Vaststelling Omgevingsverordening Zeeland

Voorzitter, Provinciale Staten stellen vandaag de Omgevingsverordening Zeeland vast, de juridische vormgeving van de Zeeuwse Omgevingsvisie die wij vorig jaar november hebben vastgesteld.

De vaststelling van deze verordening is gekoppeld aan de invoering van de Omgevingswet die al een aantal keren is uitgesteld. Tot nu toe is en wordt er toegewerkt naar invoering per 1 januari 2023. Het is bijzonder teleurstellend dat er in kringen van Kamer en Kabinet wordt gesproken over mogelijk weer een nieuw uitstel van de invoering van de Omgevingswet, omdat er nog teveel onzekerheid zou zijn omtrent het Digitaal Stelsel Omgevingswet (DSO) en omdat een negatief advies van het Adviescollege ICT toetsing aanstaande zou zijn. Is dit koudwatervrees van de rijksoverheid en hoe staan IPO en GS hierin?


In de nota van antwoord hebben we medeoverheden, maatschappelijke organisaties, burgers en bedrijven langs zien komen met hun opmerkingen en suggesties voor een wijziging. We kunnen niet anders zeggen dan dat GS die zorgvuldig en uitgebreid hebben behandeld. In de commissie Strategische Opgaven zijn twee insprekers gehoord en uit het uitblijven van meerdere insprekers durven wij af te leiden dat de nieuwe omgevingsverordening draagvlak heeft in de samenleving. Het zegt ook iets over het traject dat is gelopen en waarbij  ondanks de coronabeperkingen zoveel als mogelijk betrokkenheid van stakeholders is gefaciliteerd. Vandaag resteren nog enkele amendementen en moties om te bespreken en de provincie Zeeland is er klaar voor.

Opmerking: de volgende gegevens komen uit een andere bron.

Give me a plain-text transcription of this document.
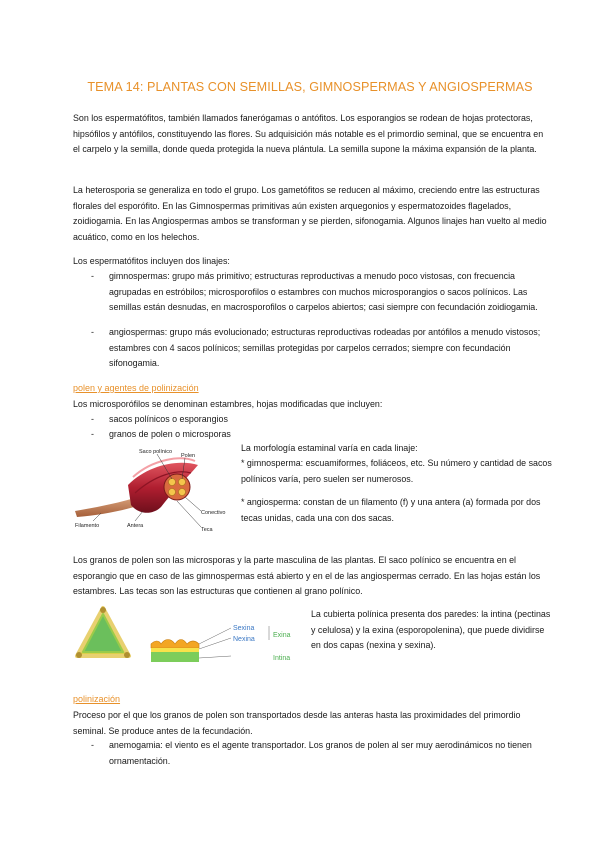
TEMA 14: PLANTAS CON SEMILLAS, GIMNOSPERMAS Y ANGIOSPERMAS

Son los espermatófitos, también llamados fanerógamas o antófitos. Los esporangios se rodean de hojas protectoras, hipsófilos y antófilos, constituyendo las flores. Su adquisición más notable es el primordio seminal, que se encuentra en el carpelo y la semilla, donde queda protegida la nueva plántula. La semilla supone la máxima expansión de la planta.

La heterosporia se generaliza en todo el grupo. Los gametófitos se reducen al máximo, creciendo entre las estructuras florales del esporófito. En las Gimnospermas primitivas aún existen arquegonios y espermatozoides flagelados, zoidiogamia. En las Angiospermas ambos se transforman y se pierden, sifonogamia. Algunos linajes han vuelto al medio acuático, como en los helechos.

Los espermatófitos incluyen dos linajes:

- gimnospermas: grupo más primitivo; estructuras reproductivas a menudo poco vistosas, con frecuencia agrupadas en estróbilos; microsporofilos o estambres con muchos microsporangios o sacos polínicos. Las semillas están desnudas, en macrosporofilos o carpelos abiertos; casi siempre con fecundación zoidiogamia.

- angiospermas: grupo más evolucionado; estructuras reproductivas rodeadas por antófilos a menudo vistosos; estambres con 4 sacos polínicos; semillas protegidas por carpelos cerrados; siempre con fecundación sifonogamia.

polen y agentes de polinización

Los microsporófilos se denominan estambres, hojas modificadas que incluyen:

- sacos polínicos o esporangios

- granos de polen o microsporas

Saco polínico
Polen
Conectivo
Filamento	Antera
Teca

La morfología estaminal varía en cada linaje:

* gimnosperma: escuamiformes, foliáceos, etc. Su número y cantidad de sacos polínicos varía, pero suelen ser numerosos.

* angiosperma: constan de un filamento (f) y una antera (a) formada por dos tecas unidas, cada una con dos sacas.

Los granos de polen son las microsporas y la parte masculina de las plantas. El saco polínico se encuentra en el esporangio que en caso de las gimnospermas está abierto y en el de las angiospermas cerrado. En las hojas están los estambres. Las tecas son las estructuras que contienen al grano polínico.

Sexina
Nexina
Exina
Intina

La cubierta polínica presenta dos paredes: la intina (pectinas y celulosa) y la exina (esporopolenina), que puede dividirse en dos capas (nexina y sexina).

polinización

Proceso por el que los granos de polen son transportados desde las anteras hasta las proximidades del primordio seminal. Se produce antes de la fecundación.

- anemogamia: el viento es el agente transportador. Los granos de polen al ser muy aerodinámicos no tienen ornamentación.
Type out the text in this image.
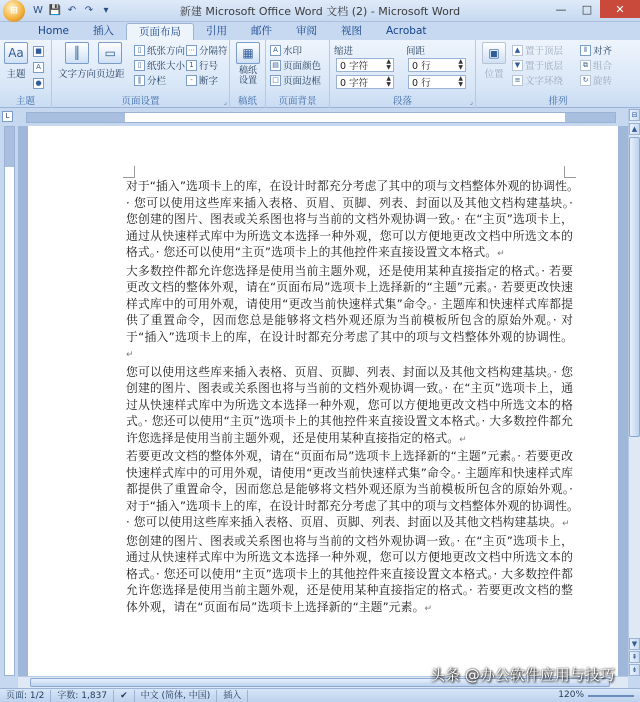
⊞ W 💾 ↶ ↷	▾	新建 Microsoft Office Word 文档 (2) - Microsoft Word	—	□	✕
Home	插入	页面布局	引用	邮件	审阅	视图	Acrobat
Aa
主题
■
A
●
主题
║
文字方向
▭
页边距
▯ 纸张方向
▯ 纸张大小
‖ 分栏
⋯ 分隔符
1 行号
- 断字
页面设置	⌟
▦
稿纸设置
稿纸
A 水印
▤ 页面颜色
□ 页面边框
页面背景
缩进	间距
0 字符	▲
▼
0 字符	▲
▼
0 行	▲
▼
0 行	▲
▼
段落	⌟
▣
位置
▲ 置于顶层
▼ 置于底层
≡ 文字环绕
⫴ 对齐
⧉ 组合
↻ 旋转
排列
L

对于“插入”选项卡上的库，在设计时都充分考虑了其中的项与文档整体外观的协调性。· 您可以使用这些库来插入表格、页眉、页脚、列表、封面以及其他文档构建基块。· 您创建的图片、图表或关系图也将与当前的文档外观协调一致。· 在“主页”选项卡上，通过从快速样式库中为所选文本选择一种外观，您可以方便地更改文档中所选文本的格式。· 您还可以使用“主页”选项卡上的其他控件来直接设置文本格式。↵

大多数控件都允许您选择是使用当前主题外观，还是使用某种直接指定的格式。· 若要更改文档的整体外观，请在“页面布局”选项卡上选择新的“主题”元素。· 若要更改快速样式库中的可用外观，请使用“更改当前快速样式集”命令。· 主题库和快速样式库都提供了重置命令，因而您总是能够将文档外观还原为当前模板所包含的原始外观。· 对于“插入”选项卡上的库，在设计时都充分考虑了其中的项与文档整体外观的协调性。↵

您可以使用这些库来插入表格、页眉、页脚、列表、封面以及其他文档构建基块。· 您创建的图片、图表或关系图也将与当前的文档外观协调一致。· 在“主页”选项卡上，通过从快速样式库中为所选文本选择一种外观，您可以方便地更改文档中所选文本的格式。· 您还可以使用“主页”选项卡上的其他控件来直接设置文本格式。· 大多数控件都允许您选择是使用当前主题外观，还是使用某种直接指定的格式。↵

若要更改文档的整体外观，请在“页面布局”选项卡上选择新的“主题”元素。· 若要更改快速样式库中的可用外观，请使用“更改当前快速样式集”命令。· 主题库和快速样式库都提供了重置命令，因而您总是能够将文档外观还原为当前模板所包含的原始外观。· 对于“插入”选项卡上的库，在设计时都充分考虑了其中的项与文档整体外观的协调性。· 您可以使用这些库来插入表格、页眉、页脚、列表、封面以及其他文档构建基块。↵

您创建的图片、图表或关系图也将与当前的文档外观协调一致。· 在“主页”选项卡上，通过从快速样式库中为所选文本选择一种外观，您可以方便地更改文档中所选文本的格式。· 您还可以使用“主页”选项卡上的其他控件来直接设置文本格式。· 大多数控件都允许您选择是使用当前主题外观，还是使用某种直接指定的格式。· 若要更改文档的整体外观，请在“页面布局”选项卡上选择新的“主题”元素。↵

⊟
▲
▼
⇞
⇟
页面: 1/2	字数: 1,837	✔	中文 (简体, 中国)	插入	120%
头条 @办公软件应用与技巧
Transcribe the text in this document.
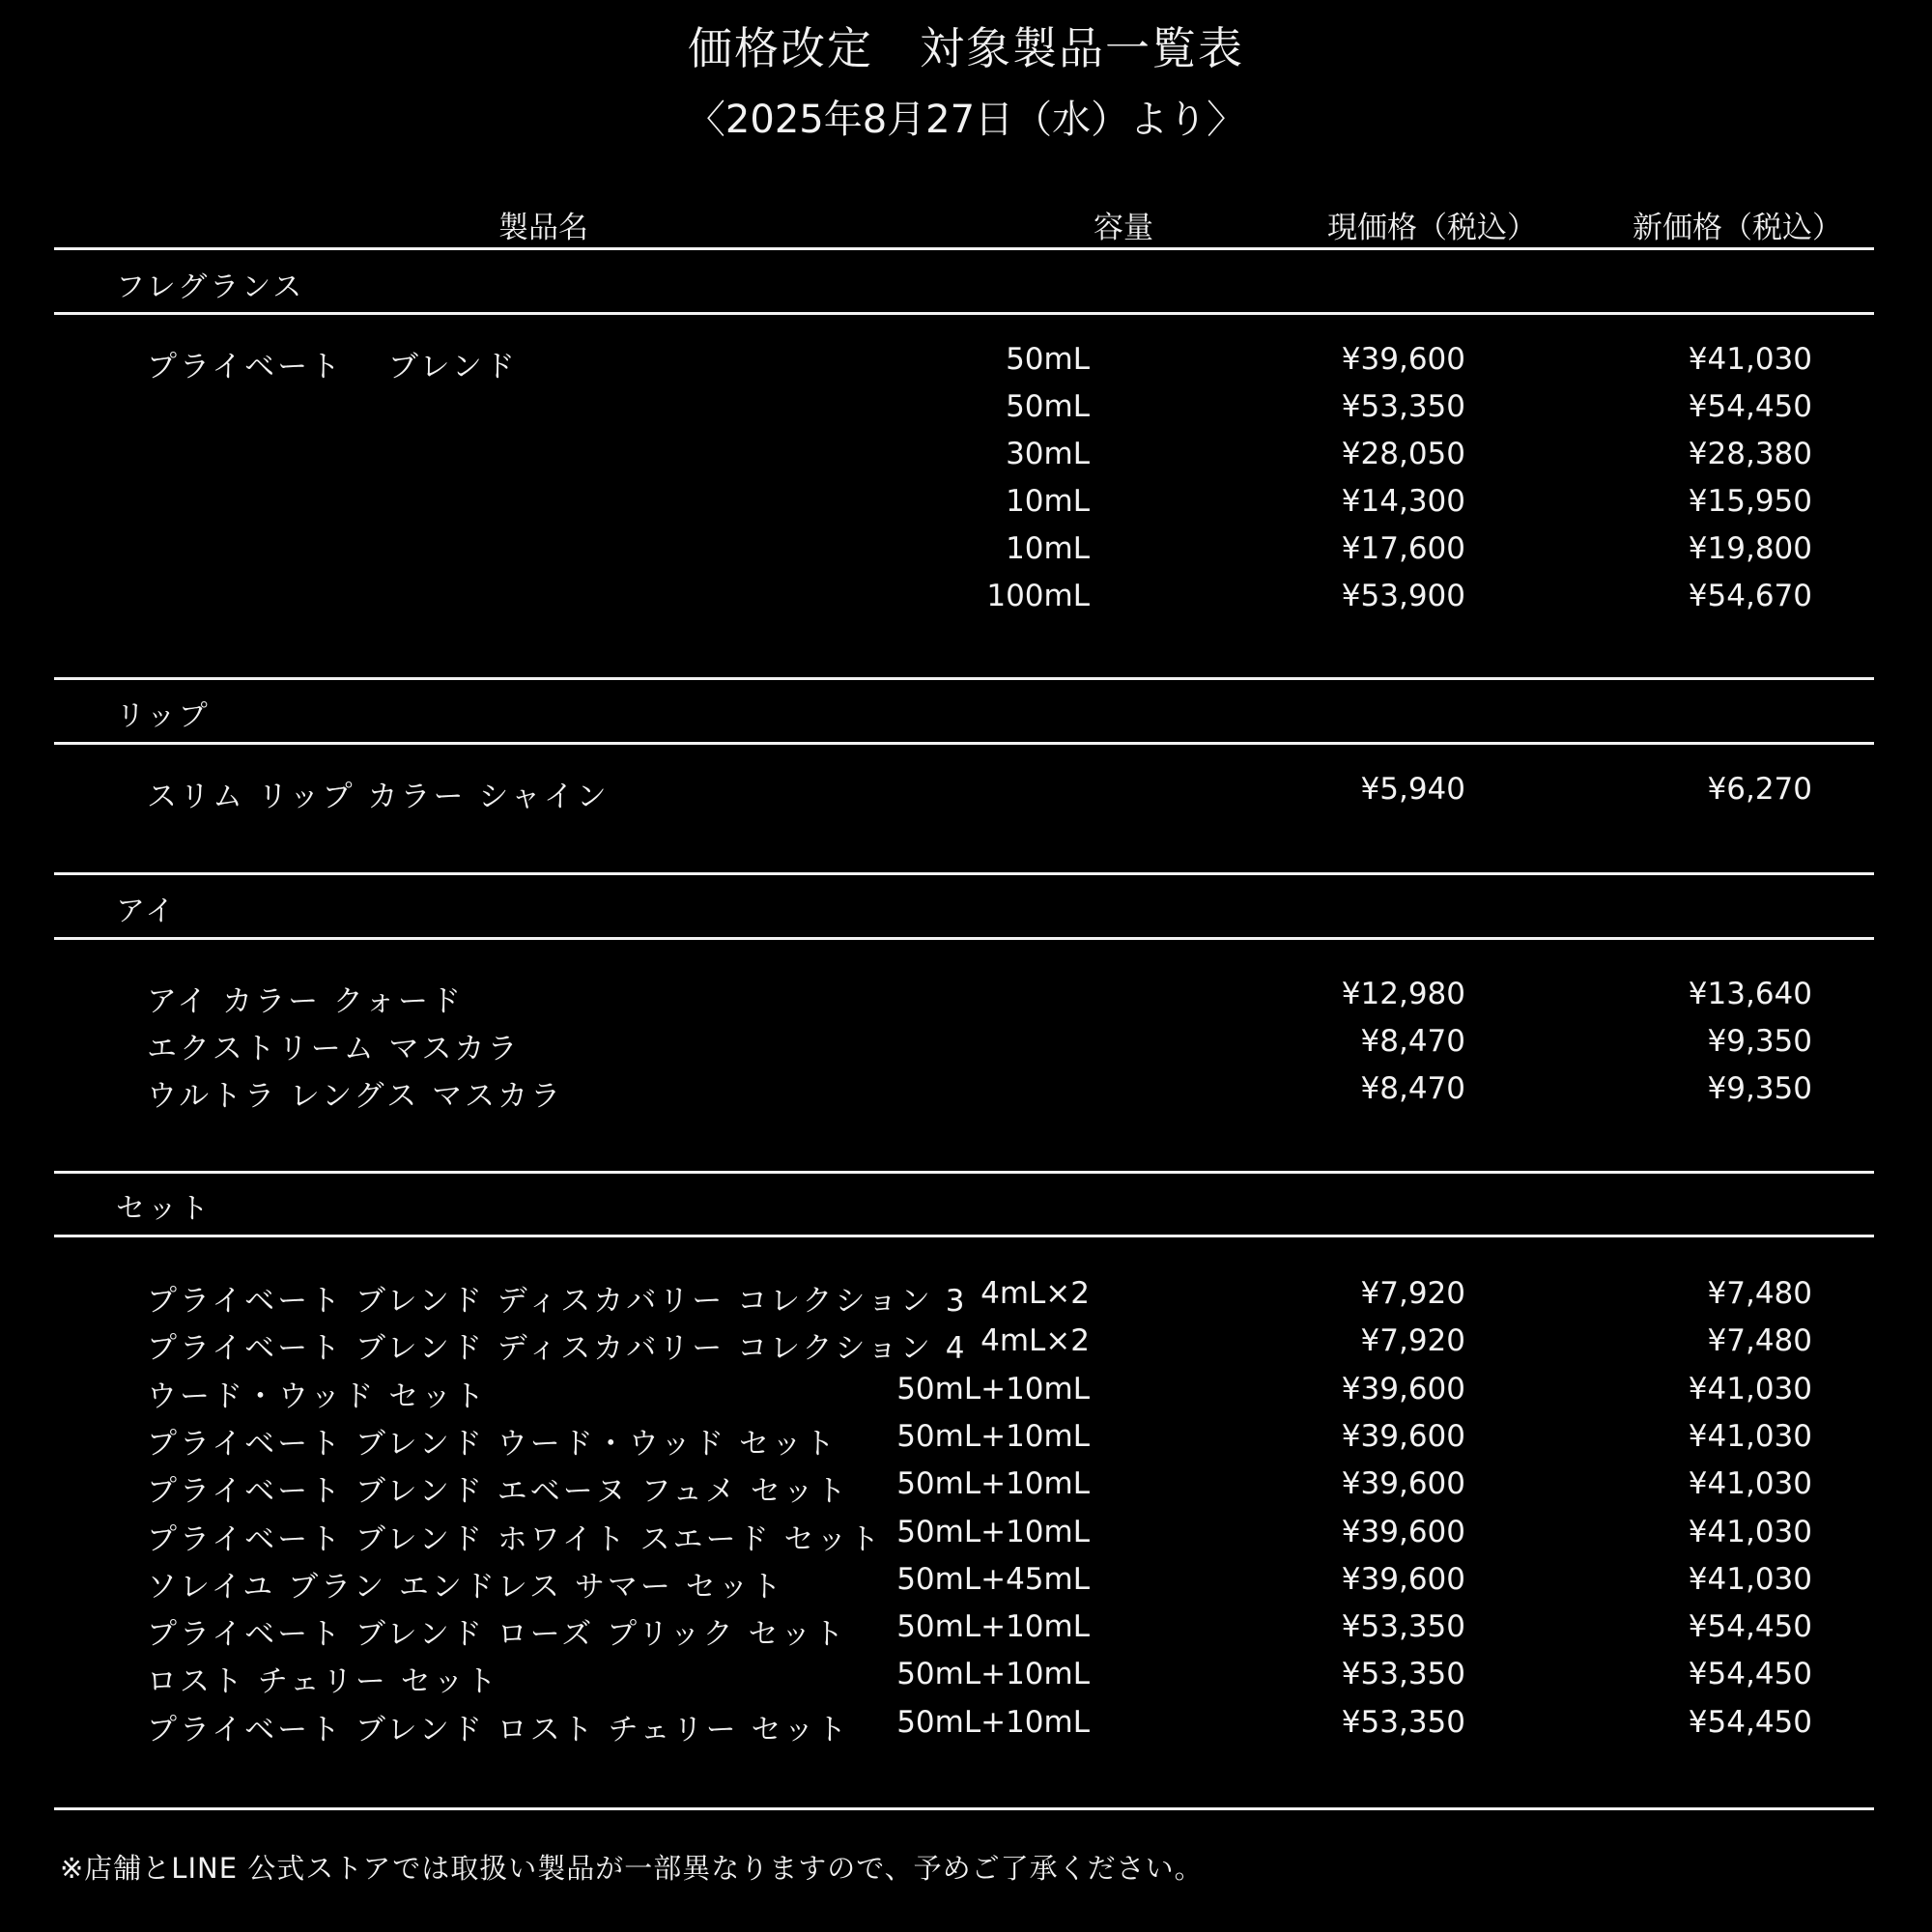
価格改定　対象製品一覧表
〈2025年8月27日（水）より〉
製品名	容量	現価格（税込）	新価格（税込）
フレグランス
プライベート　 ブレンド	50mL	¥39,600	¥41,030
50mL	¥53,350	¥54,450
30mL	¥28,050	¥28,380
10mL	¥14,300	¥15,950
10mL	¥17,600	¥19,800
100mL	¥53,900	¥54,670
リップ
スリム リップ カラー シャイン	¥5,940	¥6,270
アイ
アイ カラー クォード	¥12,980	¥13,640
エクストリーム マスカラ	¥8,470	¥9,350
ウルトラ レングス マスカラ	¥8,470	¥9,350
セット
プライベート ブレンド ディスカバリー コレクション 3 4mL×2	¥7,920	¥7,480
プライベート ブレンド ディスカバリー コレクション 4 4mL×2	¥7,920	¥7,480
ウード・ウッド セット	50mL+10mL	¥39,600	¥41,030
プライベート ブレンド ウード・ウッド セット 50mL+10mL	¥39,600	¥41,030
プライベート ブレンド エベーヌ フュメ セット 50mL+10mL	¥39,600	¥41,030
プライベート ブレンド ホワイト スエード セット 50mL+10mL	¥39,600	¥41,030
ソレイユ ブラン エンドレス サマー セット	50mL+45mL	¥39,600	¥41,030
プライベート ブレンド ローズ プリック セット 50mL+10mL	¥53,350	¥54,450
ロスト チェリー セット	50mL+10mL	¥53,350	¥54,450
プライベート ブレンド ロスト チェリー セット 50mL+10mL	¥53,350	¥54,450
※店舗とLINE 公式ストアでは取扱い製品が一部異なりますので、予めご了承ください。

In het statenvoorstel gaan GS nog nader in op enkele onderwerpen. Die zijn wat de VVD fractie betreft voldoende toegelicht. Eén onderwerp heeft de VVD fractie in het bijzonder beziggehouden en dat is het kleinschalig kamperen. De roep van deze sector om verhoging van het aantal maximaal toegestane plaatsen is luid. Er doen zich veranderingen voor in de verblijfsrecreatieve markt. We zien omvorming van kampeerterreinen naar huisjesparken. We zien een toename van het aantal campers die niet altijd op de reguliere kampeerterreinen terecht kunnen en in het ergste geval overnachten op een plaats in de openbare ruimte waar dit niet is toegestaan. Ook de kampeerders op kleinschalige campings vragen steeds vaker om meer kwaliteit en duurzaamheid en stellen hogere eisen aan bijvoorbeeld het sanitair. Als een campingeigenaar niet kan investeren, dan kost dat klanten. GS geven in hun statenvoorstel aan op dit moment geen wijziging van dit beleid voor te stellen, maar sluiten ontwikkelmogelijkheden niet bij voorbaat uit. GS zijn verder van mening dat eventuele uitbreiding van minicampings integraal moet worden bekeken en dat daarbij het totale aanbod aan verblijfsrecreatie wordt betrokken.
Voorzitter,  in de commissie Strategische Opgaven heeft de VVD aangegeven met dit onderwerp te worstelen.
Wij hebben begrip voor de wens van de ondernemers om de toegenomen doelgroep te kunnen faciliteren. Maar ook moeten we oog hebben voor de doelstelling om te komen tot diversiteit van het aanbod, spreiding in tijd en plaats. Dit raakt ook de door de inwoners ervaren druk op de leefbaarheid.
Maar na afweging is de VVD fractie van mening dat gezien de huidige ontwikkelingen nu reeds een beperkte verhoging van het plafond tot 30 kampeermiddelen verantwoord is. De VVD fractie dient daarom een amendement in dat dit mogelijk maakt, mits het amendement wordt aangenomen natuurlijk. Het is dan aan de ondernemer om samen met zijn gemeente hier al dan niet een verstandige invulling aan te geven.


Een verdere verhoging moet dan afhangen van het resultaat van het onderzoek dat GS willen laten uitvoeren en waarbij alle recreatieve aanbod wordt betrokken. Een samenhangend afwegingskader voor de verblijf recreatieve sector in Zeeland noemen GS dat.  
Voorzitter. Vandaag wordt een hele grote klus afgerond. Er is veel ambtelijke en bestuurlijke inspanning gegeven. En ook buiten de Abdij is veel inbreng geleverd. De VVD fractie spreekt zijn waardering hiervoor uit. Met deze verordening is Zeeland er klaar voor. Nu het Rijk nog.